Initial palliation in duct-dependent pulmonary circulation includes ductal stent placement or a modified Blalock-Taussig-Thomas shunt [5]. Ductal stenting has become increasingly adopted in centers with interventional expertise, particularly in neonates with favorable ductal anatomy, representing a substantial proportion of initial palliations. Stenting is less invasive and associated with lower morbidity [6]. However, late stent embolization, although rare (0.84%), is a life-threatening complication requiring prompt intervention [7].

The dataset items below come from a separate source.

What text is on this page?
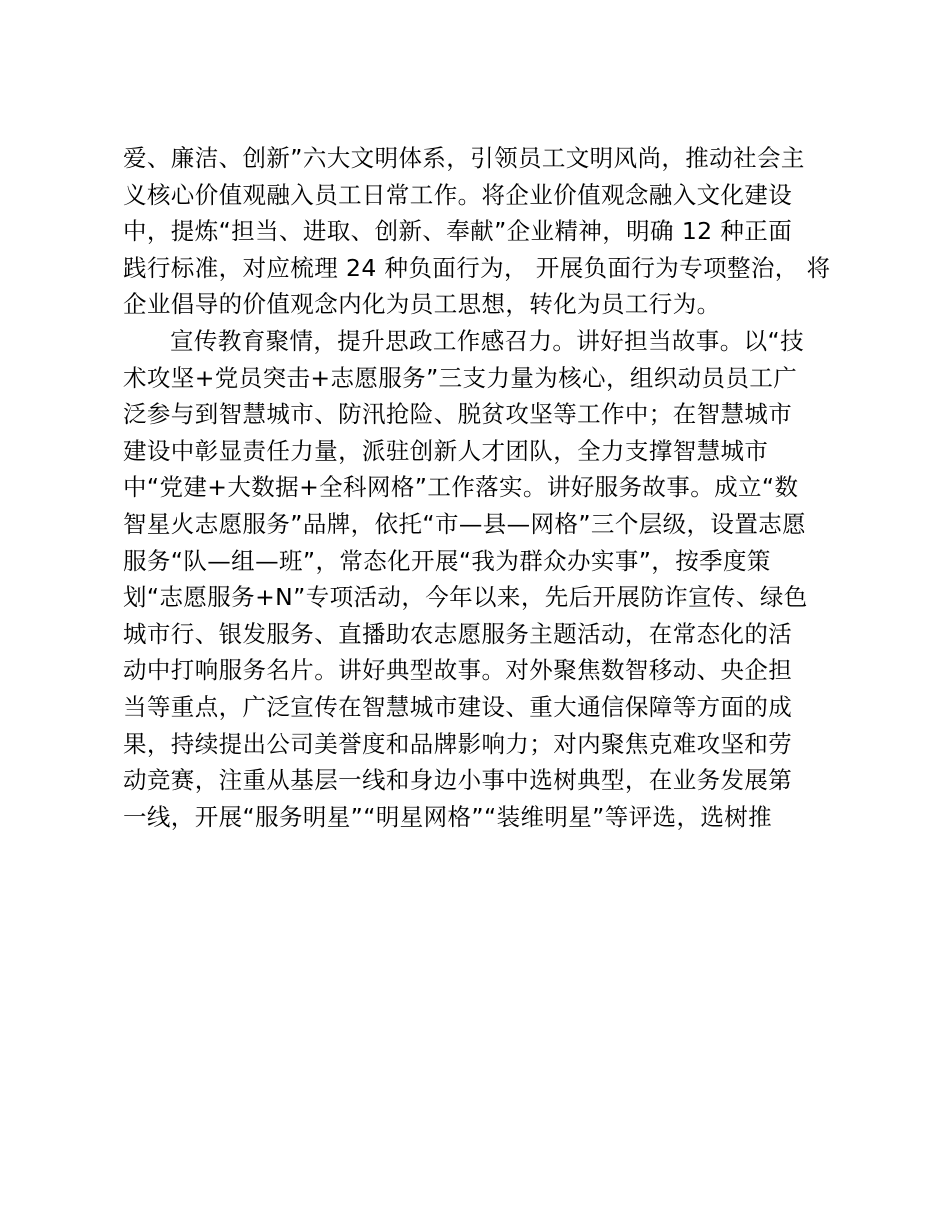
爱、廉洁、创新”六大文明体系，引领员工文明风尚，推动社会主
义核心价值观融入员工日常工作。将企业价值观念融入文化建设
中，提炼“担当、进取、创新、奉献”企业精神，明确 12 种正面
践行标准，对应梳理 24 种负面行为， 开展负面行为专项整治， 将
企业倡导的价值观念内化为员工思想，转化为员工行为。
宣传教育聚情，提升思政工作感召力。讲好担当故事。以“技
术攻坚+党员突击+志愿服务”三支力量为核心，组织动员员工广
泛参与到智慧城市、防汛抢险、脱贫攻坚等工作中；在智慧城市
建设中彰显责任力量，派驻创新人才团队，全力支撑智慧城市
中“党建+大数据+全科网格”工作落实。讲好服务故事。成立“数
智星火志愿服务”品牌，依托“市—县—网格”三个层级，设置志愿
服务“队—组—班”，常态化开展“我为群众办实事”，按季度策
划“志愿服务+N”专项活动，今年以来，先后开展防诈宣传、绿色
城市行、银发服务、直播助农志愿服务主题活动，在常态化的活
动中打响服务名片。讲好典型故事。对外聚焦数智移动、央企担
当等重点，广泛宣传在智慧城市建设、重大通信保障等方面的成
果，持续提出公司美誉度和品牌影响力；对内聚焦克难攻坚和劳
动竞赛，注重从基层一线和身边小事中选树典型，在业务发展第
一线，开展“服务明星”“明星网格”“装维明星”等评选，选树推
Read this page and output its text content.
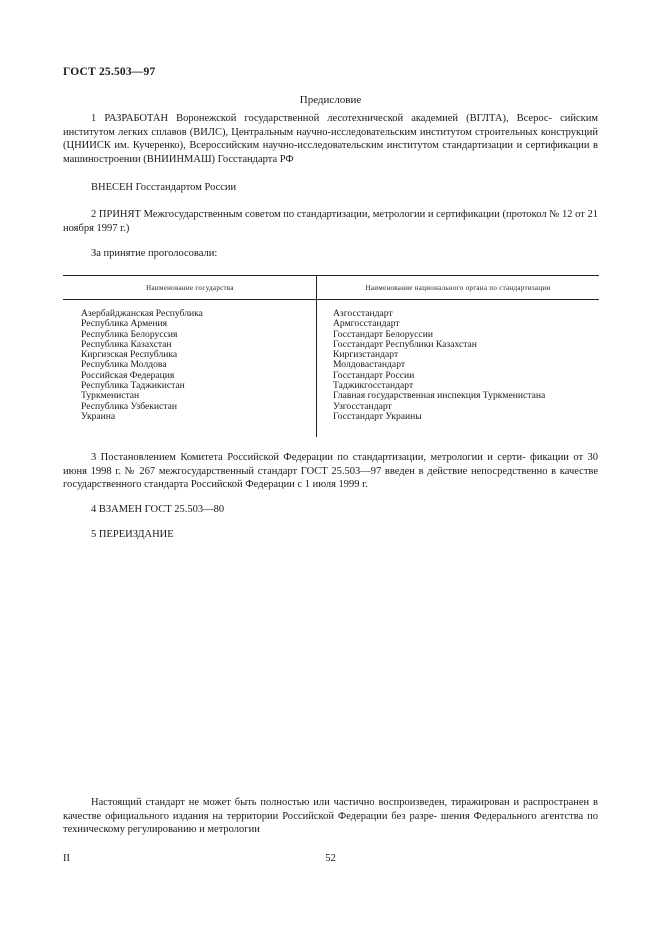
ГОСТ 25.503—97
Предисловие
1 РАЗРАБОТАН Воронежской государственной лесотехнической академией (ВГЛТА), Всерос- сийским институтом легких сплавов (ВИЛС), Центральным научно-исследовательским институтом строительных конструкций (ЦНИИСК им. Кучеренко), Всероссийским научно-исследовательским институтом стандартизации и сертификации в машиностроении (ВНИИНМАШ) Госстандарта РФ
ВНЕСЕН Госстандартом России
2 ПРИНЯТ Межгосударственным советом по стандартизации, метрологии и сертификации (протокол № 12 от 21 ноября 1997 г.)
За принятие проголосовали:
Наименование государства	Наименование национального органа по стандартизации
Азербайджанская Республика	Азгосстандарт
Республика Армения	Армгосстандарт
Республика Белоруссия	Госстандарт Белоруссии
Республика Казахстан	Госстандарт Республики Казахстан
Киргизская Республика	Киргизстандарт
Республика Молдова	Молдовастандарт
Российская Федерация	Госстандарт России
Республика Таджикистан	Таджикгосстандарт
Туркменистан	Главная государственная инспекция Туркменистана
Республика Узбекистан	Узгосстандарт
Украина	Госстандарт Украины
3 Постановлением Комитета Российской Федерации по стандартизации, метрологии и серти- фикации от 30 июня 1998 г. № 267 межгосударственный стандарт ГОСТ 25.503—97 введен в действие непосредственно в качестве государственного стандарта Российской Федерации с 1 июля 1999 г.
4 ВЗАМЕН ГОСТ 25.503—80
5 ПЕРЕИЗДАНИЕ
Настоящий стандарт не может быть полностью или частично воспроизведен, тиражирован и распространен в качестве официального издания на территории Российской Федерации без разре- шения Федерального агентства по техническому регулированию и метрологии
II	52
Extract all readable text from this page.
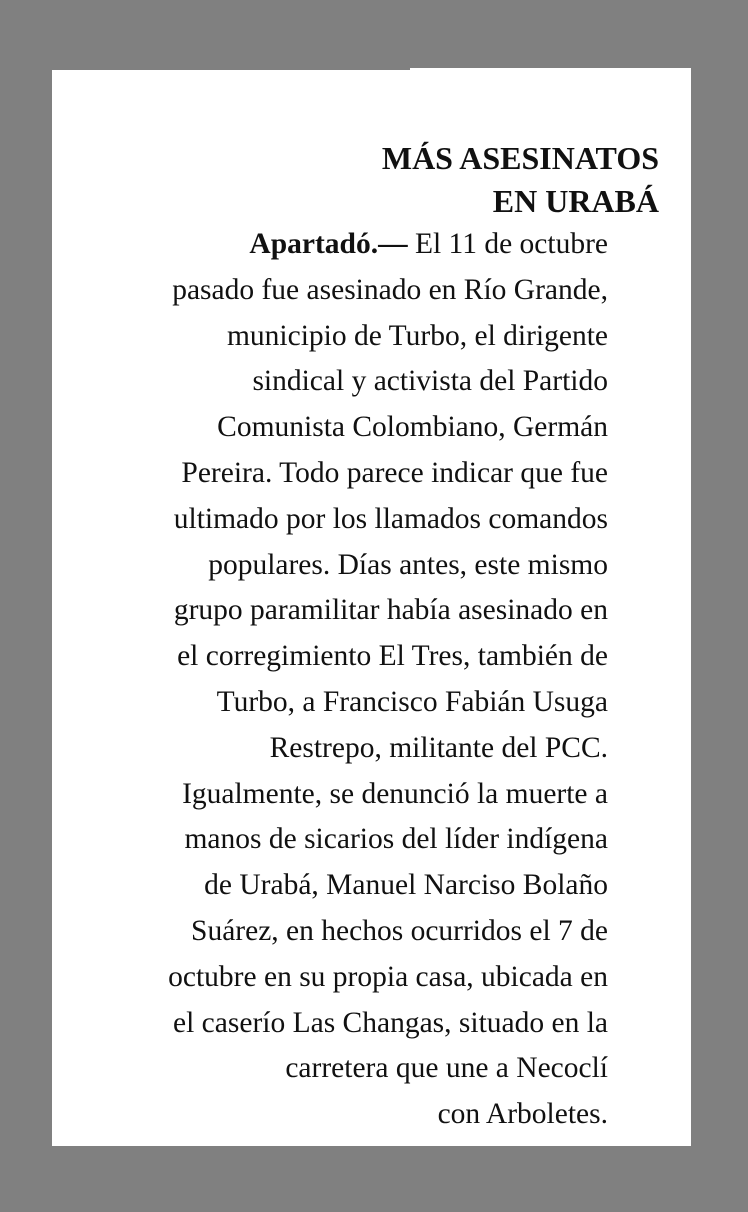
MÁS ASESINATOS
EN URABÁ
Apartadó.— El 11 de octubre
pasado fue asesinado en Río Grande,
municipio de Turbo, el dirigente
sindical y activista del Partido
Comunista Colombiano, Germán
Pereira. Todo parece indicar que fue
ultimado por los llamados comandos
populares. Días antes, este mismo
grupo paramilitar había asesinado en
el corregimiento El Tres, también de
Turbo, a Francisco Fabián Usuga
Restrepo, militante del PCC.
Igualmente, se denunció la muerte a
manos de sicarios del líder indígena
de Urabá, Manuel Narciso Bolaño
Suárez, en hechos ocurridos el 7 de
octubre en su propia casa, ubicada en
el caserío Las Changas, situado en la
carretera que une a Necoclí
con Arboletes.
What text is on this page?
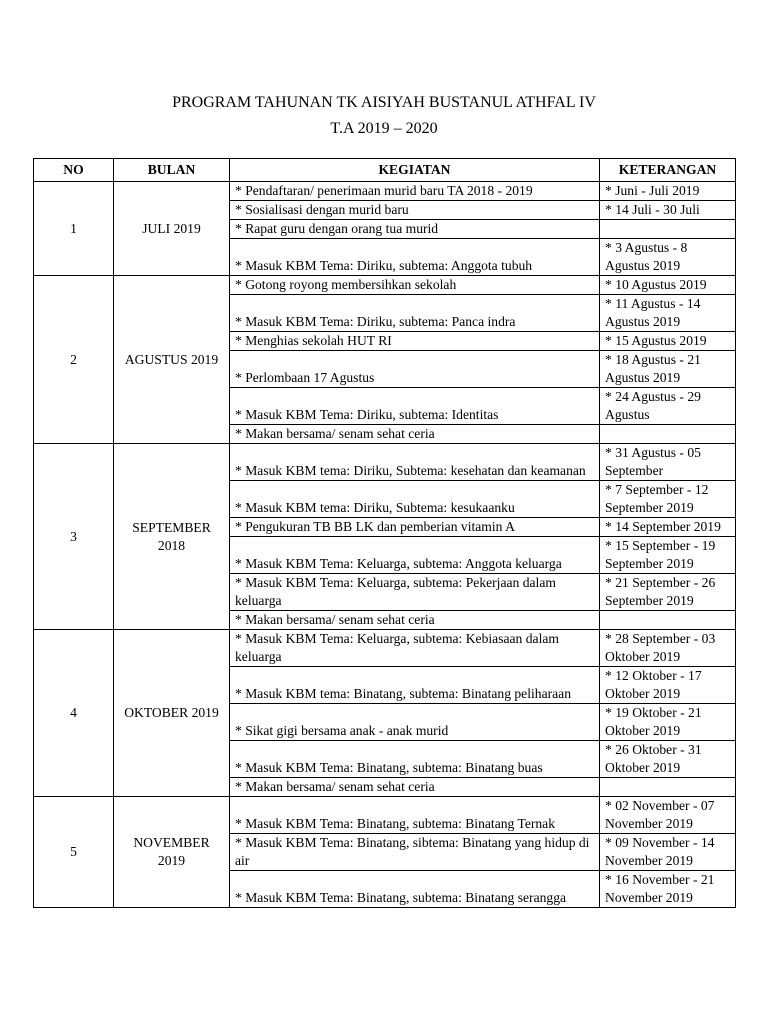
PROGRAM TAHUNAN TK AISIYAH BUSTANUL ATHFAL IV
T.A 2019 – 2020
NO	BULAN	KEGIATAN	KETERANGAN
1	JULI 2019	* Pendaftaran/ penerimaan murid baru TA 2018 - 2019	* Juni - Juli 2019
		* Sosialisasi dengan murid baru	* 14 Juli - 30 Juli
		* Rapat guru dengan orang tua murid	
		* Masuk KBM Tema: Diriku, subtema: Anggota tubuh	* 3 Agustus - 8 Agustus 2019
2	AGUSTUS 2019	* Gotong royong membersihkan sekolah	* 10 Agustus 2019
		* Masuk KBM Tema: Diriku, subtema: Panca indra	* 11 Agustus - 14 Agustus 2019
		* Menghias sekolah HUT RI	* 15 Agustus 2019
		* Perlombaan 17 Agustus	* 18 Agustus - 21 Agustus 2019
		* Masuk KBM Tema: Diriku, subtema: Identitas	* 24 Agustus - 29 Agustus
		* Makan bersama/ senam sehat ceria	
3	SEPTEMBER 2018	* Masuk KBM tema: Diriku, Subtema: kesehatan dan keamanan	* 31 Agustus - 05 September
		* Masuk KBM tema: Diriku, Subtema: kesukaanku	* 7 September - 12 September 2019
		* Pengukuran TB BB LK dan pemberian vitamin A	* 14 September 2019
		* Masuk KBM Tema: Keluarga, subtema: Anggota keluarga	* 15 September - 19 September 2019
		* Masuk KBM Tema: Keluarga, subtema: Pekerjaan dalam keluarga	* 21 September - 26 September 2019
		* Makan bersama/ senam sehat ceria	
4	OKTOBER 2019	* Masuk KBM Tema: Keluarga, subtema: Kebiasaan dalam keluarga	* 28 September - 03 Oktober 2019
		* Masuk KBM tema: Binatang, subtema: Binatang peliharaan	* 12 Oktober - 17 Oktober 2019
		* Sikat gigi bersama anak - anak murid	* 19 Oktober - 21 Oktober 2019
		* Masuk KBM Tema: Binatang, subtema: Binatang buas	* 26 Oktober - 31 Oktober 2019
		* Makan bersama/ senam sehat ceria	
5	NOVEMBER 2019	* Masuk KBM Tema: Binatang, subtema: Binatang Ternak	* 02 November - 07 November 2019
		* Masuk KBM Tema: Binatang, sibtema: Binatang yang hidup di air	* 09 November - 14 November 2019
		* Masuk KBM Tema: Binatang, subtema: Binatang serangga	* 16 November - 21 November 2019
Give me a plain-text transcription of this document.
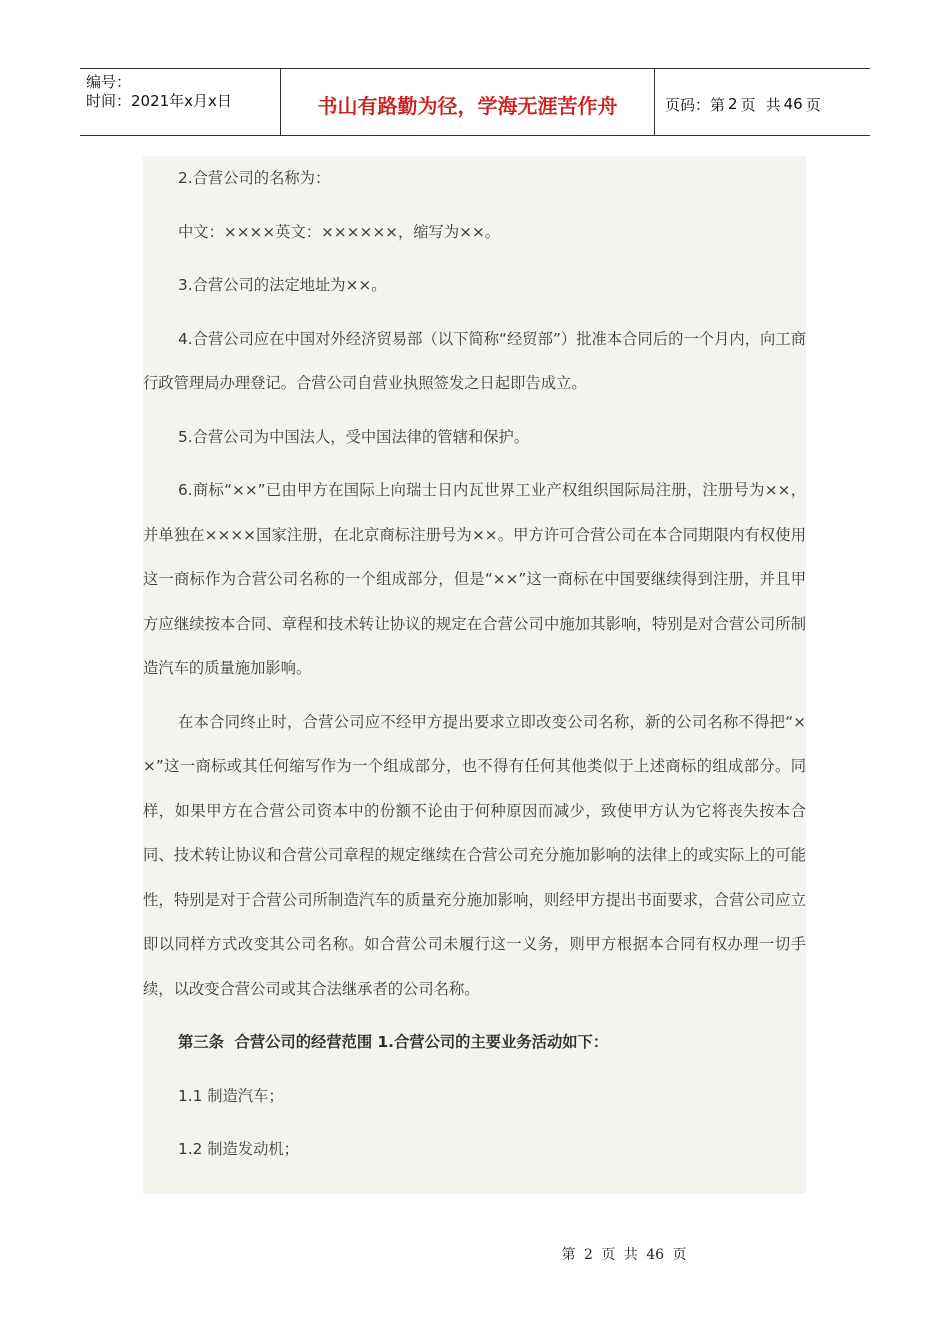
编号：
时间：2021年x月x日	书山有路勤为径，学海无涯苦作舟	页码：第 2 页 共 46 页

2.合营公司的名称为：

中文：××××英文：××××××，缩写为××。

3.合营公司的法定地址为××。

4.合营公司应在中国对外经济贸易部（以下简称“经贸部”）批准本合同后的一个月内，向工商行政管理局办理登记。合营公司自营业执照签发之日起即告成立。

5.合营公司为中国法人，受中国法律的管辖和保护。

6.商标“××”已由甲方在国际上向瑞士日内瓦世界工业产权组织国际局注册，注册号为××，并单独在××××国家注册，在北京商标注册号为××。甲方许可合营公司在本合同期限内有权使用这一商标作为合营公司名称的一个组成部分，但是“××”这一商标在中国要继续得到注册，并且甲方应继续按本合同、章程和技术转让协议的规定在合营公司中施加其影响，特别是对合营公司所制造汽车的质量施加影响。

在本合同终止时，合营公司应不经甲方提出要求立即改变公司名称，新的公司名称不得把“××”这一商标或其任何缩写作为一个组成部分，也不得有任何其他类似于上述商标的组成部分。同样，如果甲方在合营公司资本中的份额不论由于何种原因而减少，致使甲方认为它将丧失按本合同、技术转让协议和合营公司章程的规定继续在合营公司充分施加影响的法律上的或实际上的可能性，特别是对于合营公司所制造汽车的质量充分施加影响，则经甲方提出书面要求，合营公司应立即以同样方式改变其公司名称。如合营公司未履行这一义务，则甲方根据本合同有权办理一切手续，以改变合营公司或其合法继承者的公司名称。

第三条  合营公司的经营范围 1.合营公司的主要业务活动如下：

1.1 制造汽车；

1.2 制造发动机；

第 2 页 共 46 页
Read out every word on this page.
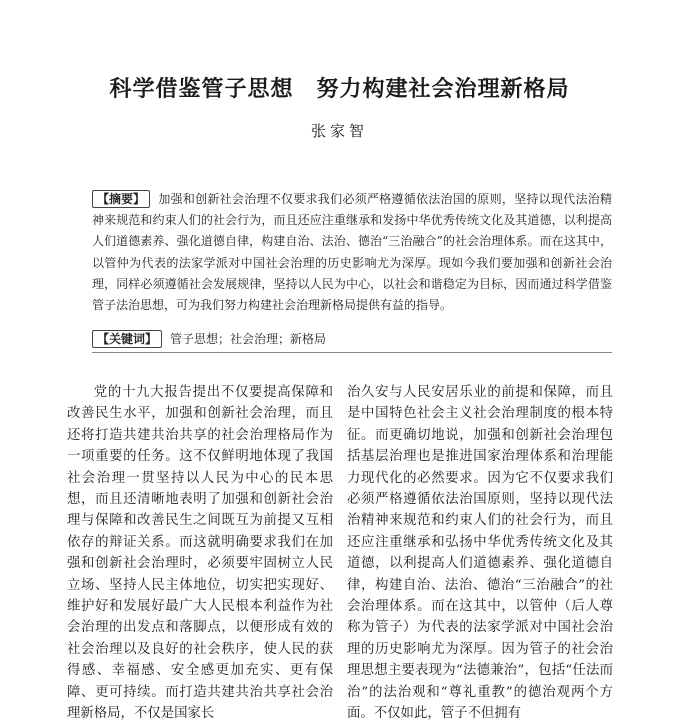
科学借鉴管子思想　努力构建社会治理新格局
张家智

【摘要】 加强和创新社会治理不仅要求我们必须严格遵循依法治国的原则，坚持以现代法治精神来规范和约束人们的社会行为，而且还应注重继承和发扬中华优秀传统文化及其道德，以利提高人们道德素养、强化道德自律，构建自治、法治、德治“三治融合”的社会治理体系。而在这其中，以管仲为代表的法家学派对中国社会治理的历史影响尤为深厚。现如今我们要加强和创新社会治理，同样必须遵循社会发展规律，坚持以人民为中心，以社会和谐稳定为目标，因而通过科学借鉴管子法治思想，可为我们努力构建社会治理新格局提供有益的指导。

【关键词】 管子思想；社会治理；新格局

党的十九大报告提出不仅要提高保障和改善民生水平，加强和创新社会治理，而且还将打造共建共治共享的社会治理格局作为一项重要的任务。这不仅鲜明地体现了我国社会治理一贯坚持以人民为中心的民本思想，而且还清晰地表明了加强和创新社会治理与保障和改善民生之间既互为前提又互相依存的辩证关系。而这就明确要求我们在加强和创新社会治理时，必须要牢固树立人民立场、坚持人民主体地位，切实把实现好、维护好和发展好最广大人民根本利益作为社会治理的出发点和落脚点，以便形成有效的社会治理以及良好的社会秩序，使人民的获得感、幸福感、安全感更加充实、更有保障、更可持续。而打造共建共治共享社会治理新格局，不仅是国家长

治久安与人民安居乐业的前提和保障，而且是中国特色社会主义社会治理制度的根本特征。而更确切地说，加强和创新社会治理包括基层治理也是推进国家治理体系和治理能力现代化的必然要求。因为它不仅要求我们必须严格遵循依法治国原则，坚持以现代法治精神来规范和约束人们的社会行为，而且还应注重继承和弘扬中华优秀传统文化及其道德，以利提高人们道德素养、强化道德自律，构建自治、法治、德治“三治融合”的社会治理体系。而在这其中，以管仲（后人尊称为管子）为代表的法家学派对中国社会治理的历史影响尤为深厚。因为管子的社会治理思想主要表现为“法德兼治”，包括“任法而治”的法治观和“尊礼重教”的德治观两个方面。不仅如此，管子不但拥有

A full-term female neonate, born to a 25-year-old mother with two prior unexplained pregnancy losses, was delivered by scheduled cesarean section at 38 weeks of gestation. No detailed information regarding the cardiac status of the previous fetuses was available, and no fetal autopsy or genetic testing had been performed. The current neonate had a birth weight of 3100 g, length 51 cm, with an Apgar score of 9 and Silverman Anderson score of 0. The initial postnatal course was unremarkable, and the patient was discharged at 24 h.
This case report was prepared in accordance with the ethical principles of the Declaration of Helsinki. The study was approved by the Hospital Regional de Alta Especialidad del Bajío (HRAEB) Research Ethics Committee (code: CEI-049-2025). Informed consent for publication was obtained from the patient’s parents.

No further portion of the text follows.